Buy the Kyoto Bus Pass. It is a pretty good deal for JPY 500 – you can ride the bus all you want for a day. You’ll just have to add a bit if you want to go outside the zones (no biggie). I bought mine from Gojo Guesthouse. You get the pass stamped in the bus with the date, and just have to show this to the driver when you get off the bus

Each bus stop has a schedule that is precise. The bus closes its doors before the time so be at the bus stop before that. They have different schedules for weekends. Take pics of the schedules for your reference.

The city center has a lot of buses. They have a map where you can find the bus locations. You may need to cross streets... properly (follow the traffic lights).

In the bus stops, FALL IN LINE. Please. Proper manners are applied here.

Kyoto is a bike friendly city. The bikers won't attack you, but have some presence of mind to watch out for the bikers. You'll hear the bell when there's a biker approaching.

Some bikes parked in the street.
Hiragana reading pays off – insert Hiragana station pic directory in Kyoto

Pasalubong Buying (What to buy in Japan as souvenir)

When I started travelling, I was sweet enough to buy some food goodies for everyone in our department (around 25-30 pax). After two or three trips, my wallet felt the burden of massive pasalubong buying. I just bought goodies for my group (5 pax) to manage the budget. I don’t buy anything pricey, I usually buy local delicacies and some unique stuff I find in the groceries; Like the equivalent of dried mangoes and Choc-Nut here.

Applying my pasalubong-buying approach in Japan is a strain on the wallet.

I didn’t immediately find the popular Green Tea Kit-Kat in the groceries, I didn’t see any in 7-11 either. I found them when I was in Kyoto already – in Calbee stores.

Luckily, these bunch were on sale.
Price of a pack of KitKat Green Tea: JPY 285.

 Green chocolate for you.

They have a swankier version in a nice box for JPY 840. This tastes different too. It has some green tea bits - stronger flavor.

They have lots of these KitKat (original flavour) and Oreo bits in packs, on sale.

Now that’s for the green tea KitKat. The cherry blossom KitKat was nowhere to be found. I heard that they just make it during the Cherry Blossom season? I pouted.

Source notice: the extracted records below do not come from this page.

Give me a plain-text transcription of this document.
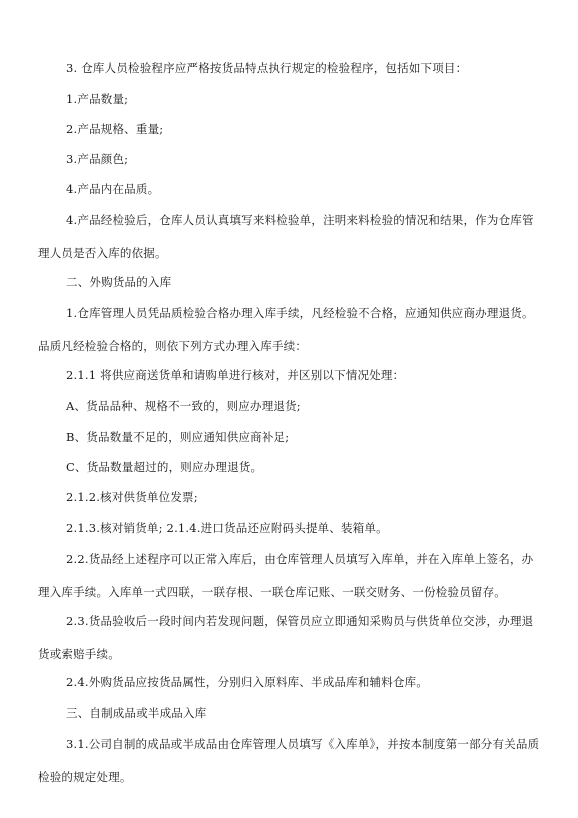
3. 仓库人员检验程序应严格按货品特点执行规定的检验程序，包括如下项目：
1.产品数量;
2.产品规格、重量;
3.产品颜色;
4.产品内在品质。
4.产品经检验后，仓库人员认真填写来料检验单，注明来料检验的情况和结果，作为仓库管理人员是否入库的依据。
二、外购货品的入库
1.仓库管理人员凭品质检验合格办理入库手续，凡经检验不合格，应通知供应商办理退货。品质凡经检验合格的，则依下列方式办理入库手续：
2.1.1 将供应商送货单和请购单进行核对，并区别以下情况处理：
A、货品品种、规格不一致的，则应办理退货;
B、货品数量不足的，则应通知供应商补足;
C、货品数量超过的，则应办理退货。
2.1.2.核对供货单位发票;
2.1.3.核对销货单; 2.1.4.进口货品还应附码头提单、装箱单。
2.2.货品经上述程序可以正常入库后，由仓库管理人员填写入库单，并在入库单上签名，办理入库手续。入库单一式四联，一联存根、一联仓库记账、一联交财务、一份检验员留存。
2.3.货品验收后一段时间内若发现问题，保管员应立即通知采购员与供货单位交涉，办理退货或索赔手续。
2.4.外购货品应按货品属性，分别归入原料库、半成品库和辅料仓库。
三、自制成品或半成品入库
3.1.公司自制的成品或半成品由仓库管理人员填写《入库单》，并按本制度第一部分有关品质检验的规定处理。
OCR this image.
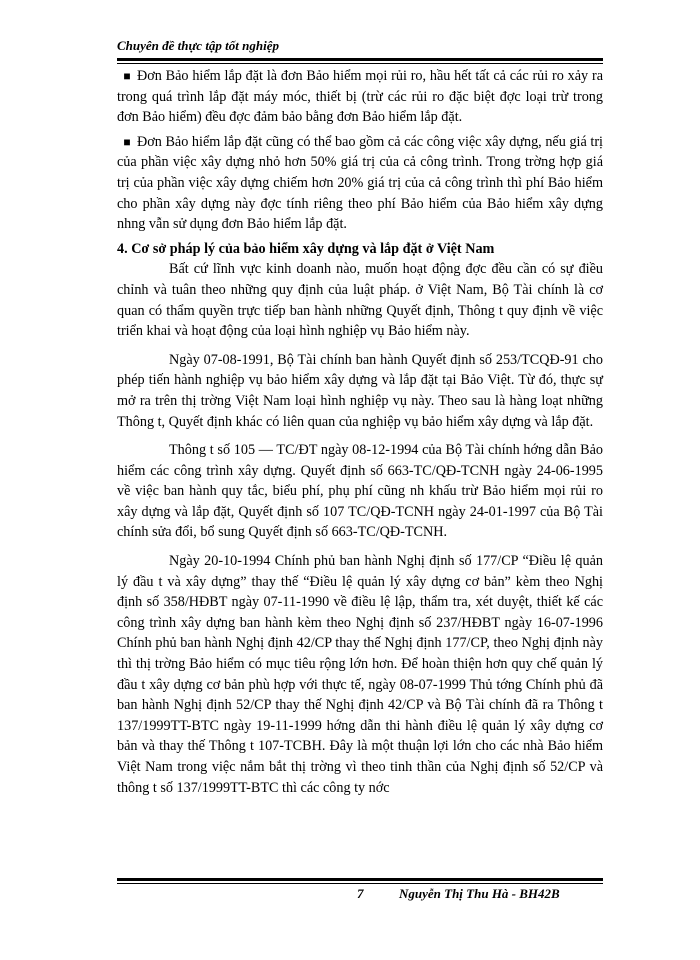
Chuyên đề thực tập tốt nghiệp

■ Đơn Bảo hiểm lắp đặt là đơn Bảo hiểm mọi rủi ro, hầu hết tất cả các rủi ro xảy ra trong quá trình lắp đặt máy móc, thiết bị (trừ các rủi ro đặc biệt đợc loại trừ trong đơn Bảo hiểm) đều đợc đảm bảo bằng đơn Bảo hiểm lắp đặt.

■ Đơn Bảo hiểm lắp đặt cũng có thể bao gồm cả các công việc xây dựng, nếu giá trị của phần việc xây dựng nhỏ hơn 50% giá trị của cả công trình. Trong trờng hợp giá trị của phần việc xây dựng chiếm hơn 20% giá trị của cả công trình thì phí Bảo hiểm cho phần xây dựng này đợc tính riêng theo phí Bảo hiểm của Bảo hiểm xây dựng nhng vẫn sử dụng đơn Bảo hiểm lắp đặt.

4. Cơ sở pháp lý của bảo hiểm xây dựng và lắp đặt ở Việt Nam

Bất cứ lĩnh vực kinh doanh nào, muốn hoạt động đợc đều cần có sự điều chỉnh và tuân theo những quy định của luật pháp. ở Việt Nam, Bộ Tài chính là cơ quan có thẩm quyền trực tiếp ban hành những Quyết định, Thông t quy định về việc triển khai và hoạt động của loại hình nghiệp vụ Bảo hiểm này.

Ngày 07-08-1991, Bộ Tài chính ban hành Quyết định số 253/TCQĐ-91 cho phép tiến hành nghiệp vụ bảo hiểm xây dựng và lắp đặt tại Bảo Việt. Từ đó, thực sự mở ra trên thị trờng Việt Nam loại hình nghiệp vụ này. Theo sau là hàng loạt những Thông t, Quyết định khác có liên quan của nghiệp vụ bảo hiểm xây dựng và lắp đặt.

Thông t số 105 — TC/ĐT ngày 08-12-1994 của Bộ Tài chính hớng dẫn Bảo hiểm các công trình xây dựng. Quyết định số 663-TC/QĐ-TCNH ngày 24-06-1995 về việc ban hành quy tắc, biểu phí, phụ phí cũng nh khấu trừ Bảo hiểm mọi rủi ro xây dựng và lắp đặt, Quyết định số 107 TC/QĐ-TCNH ngày 24-01-1997 của Bộ Tài chính sửa đổi, bổ sung Quyết định số 663-TC/QĐ-TCNH.

Ngày 20-10-1994 Chính phủ ban hành Nghị định số 177/CP “Điều lệ quản lý đầu t và xây dựng” thay thế “Điều lệ quản lý xây dựng cơ bản” kèm theo Nghị định số 358/HĐBT ngày 07-11-1990 về điều lệ lập, thẩm tra, xét duyệt, thiết kế các công trình xây dựng ban hành kèm theo Nghị định số 237/HĐBT ngày 16-07-1996 Chính phủ ban hành Nghị định 42/CP thay thế Nghị định 177/CP, theo Nghị định này thì thị trờng Bảo hiểm có mục tiêu rộng lớn hơn. Để hoàn thiện hơn quy chế quản lý đầu t xây dựng cơ bản phù hợp với thực tế, ngày 08-07-1999 Thủ tớng Chính phủ đã ban hành Nghị định 52/CP thay thế Nghị định 42/CP và Bộ Tài chính đã ra Thông t 137/1999TT-BTC ngày 19-11-1999 hớng dẫn thi hành điều lệ quản lý xây dựng cơ bản và thay thế Thông t 107-TCBH. Đây là một thuận lợi lớn cho các nhà Bảo hiểm Việt Nam trong việc nắm bắt thị trờng vì theo tinh thần của Nghị định số 52/CP và thông t số 137/1999TT-BTC thì các công ty nớc

7	Nguyễn Thị Thu Hà - BH42B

But I found them in the airport anyway. Got these babies for JPY 750. My my, and these are just Kitkats! They also have a Mount Fuji version of KitKat but I withheld myself for spending more JPy because I already spent too much for just chocolate.
Now have a pink chocolate
They have this shopping street/area in Kyoto City Center but I didn’t find anything appealing. Or I saw the pricey pricey price before I got interested. I walked away before it held my attention.

The streets leading to Kiyomizudera is lined with souvenir shops. These are not your usual souvenir shops filled with generic keychains, ref magnets and I-Love-Japan shirts. They are mom-and-pop run souvenir shops, their merchandise speaks of craftsmanship. I really wanted this neat nail cutter: non-touristy design, looks classy, looks like it came from Japan without having the word “Japan” on it. But for JPY 500, it was just too much. A hair clip also looked really interesting but it was JPY 300 – I lost my interest.  No photos allowed in that shop.

They have lots of these nicely packaged sweets for you. Think of something like crepe with yummy filling. It expires after a week or so. Check with them before buying.

I also bought one of these green tea cakes. A small one costs JPY 1,050. The green tea flavor really pops and it blends nicely in the cake (you can taste before buying). Also check the expiration date. Comes in a neat box.

Be "gentle" with your English here. They can speak English but just enough to get by. I

Me: When will these expire? (referring to the box of sweets)
Vendor: No more. Finished.
Me: *Thinks: he meant no more stocks*. Is this okay to eat next week?
Vendor: No more. Finished.
Me: *simplify the question* If I buy today, okay to eat on Monday?
Vendor: Yes. 
I got whatever he has left. Most of the displays were already sold - and it was just morning. 

I had to remind myself I still had another night in Tokyo. Stop shopping.


If I rank all the cities I’ve travelled to (which I don’t like to do because it is difficult to choose), Kyoto would definitely be one in the Top 5.